All people convicted of drunk driving should have special ignition interlock devices installed on their vehicles that keep them from starting the car if they are intoxicated, federal safety regulators said Tuesday.
The National Transportation Safety Board said such a policy could be a major factor in preventing traffic collision deaths, especially those occurring in accidents caused by a wrong-way driver.
About 60% of wrong-way accidents involve an intoxicated driver, said NTSB Chairman Deborah Hersman.
Hersman said the interlock devices should be mandatory for all drunk-driving offenders, including first time convictions.

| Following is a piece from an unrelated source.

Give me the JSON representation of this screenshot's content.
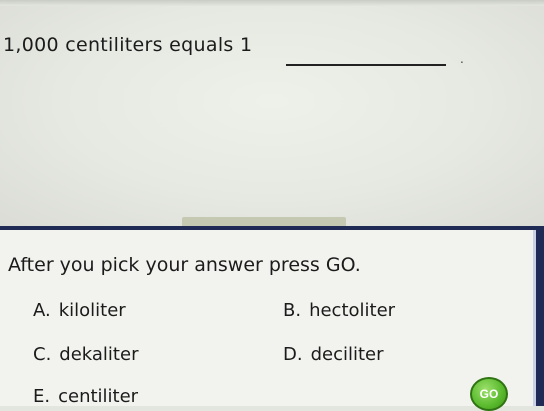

“The first step to address the number one killer on our roadways is to do what is proven to be effective -- use interlocks for all DWI offenders,” Hersman said.

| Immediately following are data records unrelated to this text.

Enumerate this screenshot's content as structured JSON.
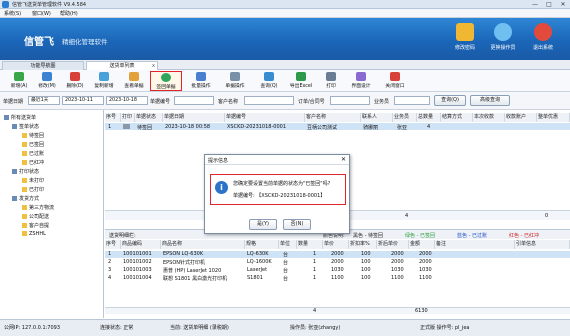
{
  "window": {
    "title": "信管飞送货单管理软件 V9.4.584",
    "min": "—",
    "max": "□",
    "close": "✕"
  },
  "menu": [
    "系统(S)",
    "窗口(W)",
    "帮助(H)"
  ],
  "banner": {
    "brand": "信管飞",
    "slogan": "精细化管理软件",
    "actions": [
      {
        "label": "修改密码",
        "icon": "lock-icon",
        "color": "#f0b733"
      },
      {
        "label": "更换操作员",
        "icon": "user-switch-icon",
        "color": "#6fc0f0"
      },
      {
        "label": "退出系统",
        "icon": "exit-icon",
        "color": "#e24a3b"
      }
    ]
  },
  "tabs": [
    {
      "label": "功能导航图"
    },
    {
      "label": "送货单列表",
      "close": "x"
    }
  ],
  "toolbar": [
    {
      "label": "新增(A)",
      "color": "#3aa64a"
    },
    {
      "label": "修改(M)",
      "color": "#3b82d2"
    },
    {
      "label": "删除(D)",
      "color": "#d9423b"
    },
    {
      "label": "复制新增",
      "color": "#4aa0d8"
    },
    {
      "label": "查看单据",
      "color": "#e3a13b"
    },
    {
      "label": "签回单据",
      "color": "#2fa65a"
    },
    {
      "label": "批量操作",
      "color": "#4a7fd0"
    },
    {
      "label": "单据操作",
      "color": "#7a8fa8"
    },
    {
      "label": "查询(Q)",
      "color": "#3a8cd0"
    },
    {
      "label": "导出Excel",
      "color": "#2c9a4a"
    },
    {
      "label": "打印",
      "color": "#6a7d93"
    },
    {
      "label": "界面设计",
      "color": "#8a6ad0"
    },
    {
      "label": "关闭窗口",
      "color": "#d9423b"
    }
  ],
  "filter": {
    "date_label": "单据日期",
    "date_mode": "最近1天",
    "date_from": "2023-10-11",
    "date_to": "2023-10-18",
    "doc_label": "单据编号",
    "customer_label": "客户名称",
    "order_label": "订单/合同号",
    "salesman_label": "业务员",
    "query_btn": "查询(Q)",
    "adv_btn": "高级查询"
  },
  "tree": [
    {
      "label": "所有送货单",
      "level": 0,
      "color": "#6a8bb8"
    },
    {
      "label": "签单状态",
      "level": 1,
      "color": "#6a8bb8"
    },
    {
      "label": "待签回",
      "level": 2,
      "color": "#f0c040"
    },
    {
      "label": "已签回",
      "level": 2,
      "color": "#f0c040"
    },
    {
      "label": "已过账",
      "level": 2,
      "color": "#f0c040"
    },
    {
      "label": "已红冲",
      "level": 2,
      "color": "#f0c040"
    },
    {
      "label": "打印状态",
      "level": 1,
      "color": "#6a8bb8"
    },
    {
      "label": "未打印",
      "level": 2,
      "color": "#f0c040"
    },
    {
      "label": "已打印",
      "level": 2,
      "color": "#f0c040"
    },
    {
      "label": "发货方式",
      "level": 1,
      "color": "#6a8bb8"
    },
    {
      "label": "第三方物流",
      "level": 2,
      "color": "#f0c040"
    },
    {
      "label": "公司配送",
      "level": 2,
      "color": "#f0c040"
    },
    {
      "label": "客户自提",
      "level": 2,
      "color": "#f0c040"
    },
    {
      "label": "ZSHHL",
      "level": 2,
      "color": "#f0c040"
    }
  ],
  "grid": {
    "headers": [
      "序号",
      "打印",
      "单据状态",
      "单据日期",
      "单据编号",
      "客户名称",
      "联系人",
      "业务员",
      "总数量",
      "结算方式",
      "本次收款",
      "收款账户",
      "整单优惠"
    ],
    "rows": [
      [
        "1",
        "",
        "待签回",
        "2023-10-18 00:58",
        "XSCKD-20231018-0001",
        "豆柄公司测试",
        "骑娜丽",
        "张亚",
        "4",
        "",
        "",
        "",
        ""
      ]
    ],
    "footer_qty": "4",
    "footer_total": "0"
  },
  "detail": {
    "title": "送货明细栏:",
    "legend": [
      {
        "label": "颜色说明:",
        "color": "#333"
      },
      {
        "label": "黑色 - 待签回",
        "color": "#222"
      },
      {
        "label": "绿色 - 已签回",
        "color": "#2a9a3a"
      },
      {
        "label": "蓝色 - 已过账",
        "color": "#2050c8"
      },
      {
        "label": "红色 - 已红冲",
        "color": "#d02020"
      }
    ],
    "headers": [
      "序号",
      "商品编码",
      "商品名称",
      "规格",
      "单位",
      "数量",
      "单价",
      "折扣率%",
      "折后单价",
      "金额",
      "备注",
      "引单信息"
    ],
    "rows": [
      [
        "1",
        "100101001",
        "EPSON LQ-630K",
        "LQ-630K",
        "台",
        "1",
        "2000",
        "100",
        "2000",
        "2000",
        "",
        ""
      ],
      [
        "2",
        "100101002",
        "EPSON针式打印机",
        "LQ-1600K",
        "台",
        "1",
        "2000",
        "100",
        "2000",
        "2000",
        "",
        ""
      ],
      [
        "3",
        "100101003",
        "惠普 (HP) LaserJet 1020",
        "LaserJet",
        "台",
        "1",
        "1030",
        "100",
        "1030",
        "1030",
        "",
        ""
      ],
      [
        "4",
        "100101004",
        "联想 S1801 黑白激光打印机",
        "S1801",
        "台",
        "1",
        "1100",
        "100",
        "1100",
        "1100",
        "",
        ""
      ]
    ],
    "footer_qty": "4",
    "footer_total": "6130"
  },
  "status": {
    "ip": "公网IP: 127.0.0.1:7093",
    "connection": "连接状态: 正常",
    "current": "当前: 送货单明细 (录税期)",
    "operator": "操作员: 张亚(zhangy)",
    "version": "正式版 操作号: pl_jea"
  },
  "dialog": {
    "title": "提示信息",
    "close": "✕",
    "message": "您确定要设置当前单据的状态为\"已签回\"吗?",
    "doc": "单据编号: 【XSCKD-20231018-0001】",
    "yes": "是(Y)",
    "no": "否(N)"
  }
}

An alcohol-ignition interlock is a device that prevents the engine from starting until the driver breathes into a device that measures alcohol content to see if it is lower than prescribed limits. Currently, 17 states require interlocks for first-time offenders.
“Technology is the game-changer in reducing alcohol-related crashes on our nation’s roadways,” Hersman said. “Achieving zero alcohol-impaired driving-related deaths is possible only if society is willing to separate the impaired driver from the driving task.”
The alcoholic beverage industry opposes a blanket requirement for first-time offenders, but it supports restrictions for people who have registered exceptionally high blood-alcohol levels.
Both the Distilled Spirits Council and the American Beverage Institute, which represents restaurant chains, support ignition interlocks for first-time convictions of people who posted a blood-alcohol content of .15 or higher.
A blood-alcohol level of 0.08 is generally considered the threshold for drunk driving.
“We believe that judges should be able to distinguish between someone who is one sip over the limit and someone has had nine drinks prior to driving. There should not be a one-size-fits-all penalty for DUI offenders,” said Sarah Longwell, managing director of the American Beverage Institute.
Longwell also said there is a considerable expense to enforcing low interlock mandates. She said that most of the states that have strict ignition interlock laws don’t enforce the regulations because of the cost.
The NTSB is making its recommendation even though traffic deaths, including those involving a drunk driver, have fallen steadily.
On Monday, the National Highway Traffic Safety Administration said overall traffic fatalities fell 1.9% to 32,367 in 2011. Roadway deaths have been falling steadily for some time, the agency said, and last year’s level represented a 26% decline from 2005.
Nationally, deaths in crashes involving drunk drivers dropped 2.5% in 2011, taking 9,878 lives, compared with 10,136 in 2010.